The rationale for this decision was that the Fisk had a non-standard keyboard layout with shorter and wider keys, as well as a parallel and flat rather than radiated and concave pedalboard, and is currently the only tracker instrument available to students at OU. This meant that many students were having difficulties transitioning from practicing on the electric action instruments with AGO-standard keyboards and radiated pedalboards to the Fisk.
It was up to Brennan to make all the inspections and determine what needed to be fixed. He also researched different options for new custom keyboards, as well as finding a BDO-standard pedalboard, and a new relay for the organ. He also performed the important task of taking inventory the design and build of the Möller Artistes, which will assist in the expediency of future work on this instrument.

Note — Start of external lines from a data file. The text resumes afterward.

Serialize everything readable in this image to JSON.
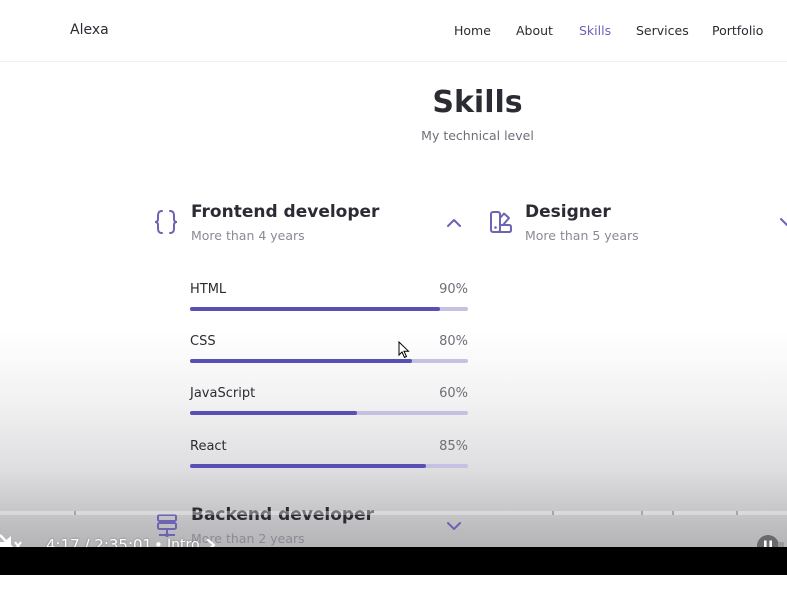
{
  "navbar": {
    "brand": "Alexa",
    "links": [
      {
        "label": "Home",
        "active": false
      },
      {
        "label": "About",
        "active": false
      },
      {
        "label": "Skills",
        "active": true
      },
      {
        "label": "Services",
        "active": false
      },
      {
        "label": "Portfolio",
        "active": false
      }
    ]
  },
  "section": {
    "title": "Skills",
    "subtitle": "My technical level"
  },
  "categories": [
    {
      "icon": "braces-icon",
      "title": "Frontend developer",
      "subtitle": "More than 4 years",
      "expanded": true,
      "skills": [
        {
          "name": "HTML",
          "percent_label": "90%",
          "level": 0.9
        },
        {
          "name": "CSS",
          "percent_label": "80%",
          "level": 0.8
        },
        {
          "name": "JavaScript",
          "percent_label": "60%",
          "level": 0.6
        },
        {
          "name": "React",
          "percent_label": "85%",
          "level": 0.85
        }
      ]
    },
    {
      "icon": "swatchbook-icon",
      "title": "Designer",
      "subtitle": "More than 5 years",
      "expanded": false
    },
    {
      "icon": "server-icon",
      "title": "Backend developer",
      "subtitle": "More than 2 years",
      "expanded": false
    }
  ],
  "video_player": {
    "time": "4:17 / 2:35:01",
    "separator": "•",
    "chapter": "Intro",
    "muted": true,
    "state": "playing"
  },
  "colors": {
    "accent": "#6c63b3",
    "bar_fill": "#5a4fb5",
    "bar_track": "#c4c1e3",
    "text": "#2b2b33"
  }
}
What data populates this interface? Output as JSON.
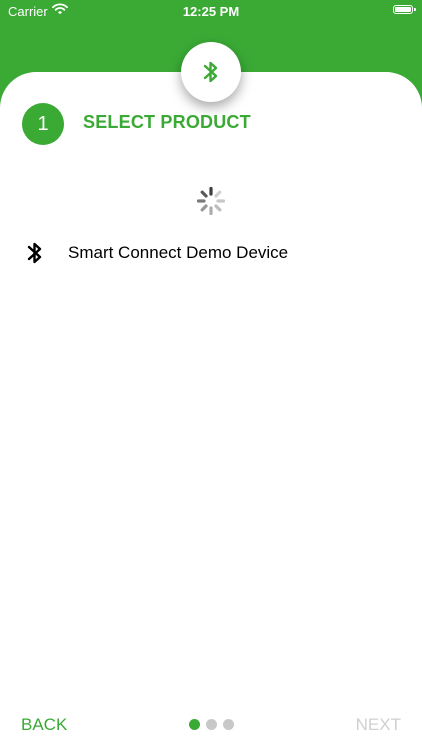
{
  "status_bar": {
    "carrier": "Carrier",
    "time": "12:25 PM",
    "icons": [
      "wifi-icon",
      "battery-icon"
    ]
  },
  "header": {
    "badge_icon": "bluetooth-icon"
  },
  "step": {
    "number": "1",
    "title": "SELECT PRODUCT"
  },
  "devices": [
    {
      "icon": "bluetooth-icon",
      "name": "Smart Connect Demo Device"
    }
  ],
  "footer": {
    "back_label": "BACK",
    "next_label": "NEXT",
    "page_count": 3,
    "current_page": 1
  },
  "colors": {
    "brand_green": "#3aaa35",
    "disabled_text": "#d0d0d0",
    "inactive_dot": "#c8c8c8"
  }
}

In addition to basic restoration work such as washing and repairing the pipes and releathering the reservoir, the console had to be prepared for a new layout with new keyboards and a new pedalboard. The entire case was disassembled and sanded, and will be refinished once the new pedalboard and keyboards arrive later this spring. Although the current instrument does not include a combination action system, dummy advancers pistons and toestuds will be included to facilitate practicing with piston-pushes. In case the pedalboard proves to be too wide for the current bench, there are plans to build a new bench within the AOI shop.
The original switch stack, which made the connection from each of the keys to the pipes will be replaced with a Peterson relay. The change is mostly because the switch stack is unreliable and required a lot of maintenance. The Peterson relay would be much easier to repair if anything were to go wrong. The other reason is pedagogical, allowing technology students to have access to different types of relays.
Brennan, along with his mentors agreed that a BDO standard pedalboard would provide a smooth transition between the AGO standard radiated, concave pedalboard, and the Fisk flat, parallel pedalboard, because while the pedals on the BDO board are concave, they are also parallel. BDO stands for Bund Deutscher Orgelbaumeister, or the Federation of German Master Organbuilders. They have standardized two kinds of pedalboards for German organs, a parallel and a radiated one. The radiated pedalboard is similar to the AGO design, except both the concavity and angle of radiation are both slightly shallower. The BDO standard parallel pedalboard is pictured to the right.
The restored Möller Opus 10736 will feature a slightly altered selection of stops, most importantly having an 8' Principal on Manual I. Because the current principal starts at the 4' octave, and no pipes are being added, the bottom octave of the principal will be borrowed from the Gedeckt. The 2-rank mixture also was switched out for a quint, when it was decided that a mixture was unneccesary for a 3-rank organ.
Because the DC Rectifier took up a lot of space, and wasted a lot of electricity, a new modern power supply will be installed. As can be seen between the picture to the right, and the picture of the rectifier at the bottom of the archival photos, the new power supply will be much smaller, and also much more energy efficient.
Currently the project is waiting for the keyboards to arrive to continue.